On board the Galaxy, 1967
In the 1990s Peel completed his long transition from rebel pirate broadcaster to British national institution. A confirmed "Liverpudlian," he was renowned for his devotion to the Liverpool FC soccer team. He won several awards, including a Godlike Genius award in 1994 from the music magazine Melody Maker , which had often named him DJ of the Year, and he received the Order of the British Empire in 1998. Even as he approached senior citizen status, however, Peel kept his ability to identify promising musical developments.

One of his Peel Session guests in the mid-1990s was American rock duo the White Stripes, early in its career; another was the alternative-country vocalist Neko Case. Peel also branched out beyond his usual shows, hosting a variety of BBC documentaries in the 1990s. In 1998 he started a new series on the BBC 4 network called Home Truths , a family interview program that bore little resemblance in atmosphere to his punk-rock programming but nevertheless found a large audience. His quietly conversational on-air style, much imitated, proved transferable to new kinds of programs.
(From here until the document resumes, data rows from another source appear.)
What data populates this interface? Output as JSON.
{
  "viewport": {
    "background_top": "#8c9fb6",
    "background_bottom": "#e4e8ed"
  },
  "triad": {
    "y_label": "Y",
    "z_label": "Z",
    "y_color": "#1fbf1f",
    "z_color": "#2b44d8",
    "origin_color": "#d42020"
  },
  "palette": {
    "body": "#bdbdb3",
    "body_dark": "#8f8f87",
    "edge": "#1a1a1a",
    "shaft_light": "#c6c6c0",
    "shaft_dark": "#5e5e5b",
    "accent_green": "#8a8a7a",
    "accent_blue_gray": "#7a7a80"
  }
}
Peel was riding high in 2004 with a 1.5-million pound advance on his autobiography in the bank, a new grandchild, and a continuing commitment to his BBC 1 show even after passing the age of 65. The John Peel Show remained fresh and personal, including in later years a feature called "Pig's Big 78," showcasing a 78 rpm record selected by Peel's affectionately nicknamed wife, Sheila. Peel was heard around the world on broadcasts by the BBC's International Service, increasingly marketed to local broadcasters in other countries as well as to low fidelity shortwave radio. Peel lived with his family in the Suffolk region, in a country house he called Peel Acres, complete with a flock of chickens. Peel and his wife headed for Cuzco, Peru, on what was described as a working vacation. He had already been suffering with problems related to diabetes, and while in Peru he died from a sudden heart attack on October 25, 2004.